Die Weiterbildungsangebote zielen somit einerseits auf die Überführung von der Fachkraft zur Führungskraft, andererseits auf die Befähigung von Nachwuchsführungskräften zu Führungskräften/ Geschäfts-führern. Der systematisch-verhaltensorientierte, modulare und auf die Qualifizierungsbedürfnisse der regionalen Wirtschaft ausgerichtete Ansatz des Leuphana Weiterbildungsmodells unterstützt dabei den unmittelbaren Praxis-nutzen und die Nachhaltigkeit der Weiterbildungsmaßnahmen entscheidend. Darüber hinaus fördert die Professional School neben der Weiterqualifizierung und damit dem Wissenstransfer in die Region auch zentral den Informationstransfer aus der regionalen Wirtschaft in die Universität. Durch den über die Professional School zu fördernden Zugang zu Fachkräften der regionalen Wirtschaft sollen insbesondere die regionalen forschungsrelevanten Bedarfe identifiziert werden. Auf Basis dieses Informationsrückflusses in die Universität sollen aktuelle Bedarfe und Probleme der regionalen Wirtschaft über die mit der Professional School eng verbundenen Kompetenztandems bzw. in der assoziierten Graduate School wiederum zum Gegenstand praxisorientierter internationaler Spitzenforschung gemacht werden beziehungsweise im Rahmen von praxisorientierten Master- oder Promotionsstipendien fundiert wissenschaftlich reflektiert werden.
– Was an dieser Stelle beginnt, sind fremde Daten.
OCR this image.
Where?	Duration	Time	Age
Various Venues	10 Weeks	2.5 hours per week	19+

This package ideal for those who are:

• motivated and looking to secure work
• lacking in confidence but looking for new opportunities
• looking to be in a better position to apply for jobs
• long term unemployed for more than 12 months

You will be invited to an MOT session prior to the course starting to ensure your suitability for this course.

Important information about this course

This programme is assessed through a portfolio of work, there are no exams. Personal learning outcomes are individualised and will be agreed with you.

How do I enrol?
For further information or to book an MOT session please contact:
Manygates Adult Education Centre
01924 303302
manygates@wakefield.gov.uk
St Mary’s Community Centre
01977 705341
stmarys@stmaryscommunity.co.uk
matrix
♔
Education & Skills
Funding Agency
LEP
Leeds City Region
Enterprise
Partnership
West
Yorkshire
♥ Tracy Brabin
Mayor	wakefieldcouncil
Die Ergebnisse dieser Forschungsleistungen werden schließlich den Unternehmen der Region zur Positionierung im Wettbewerb zugänglich gemacht. Durch diesen Kreislauf und der über die Professional School zu fördernden Institutionalisierung der gegenseitigen Informations- und Wissensvermittlung zwischen Wissenschaft und Wirtschaft soll die zwingend gebotene Schnittstelle für eine Regionalentwicklung aus einer Universität heraus gebildet werden.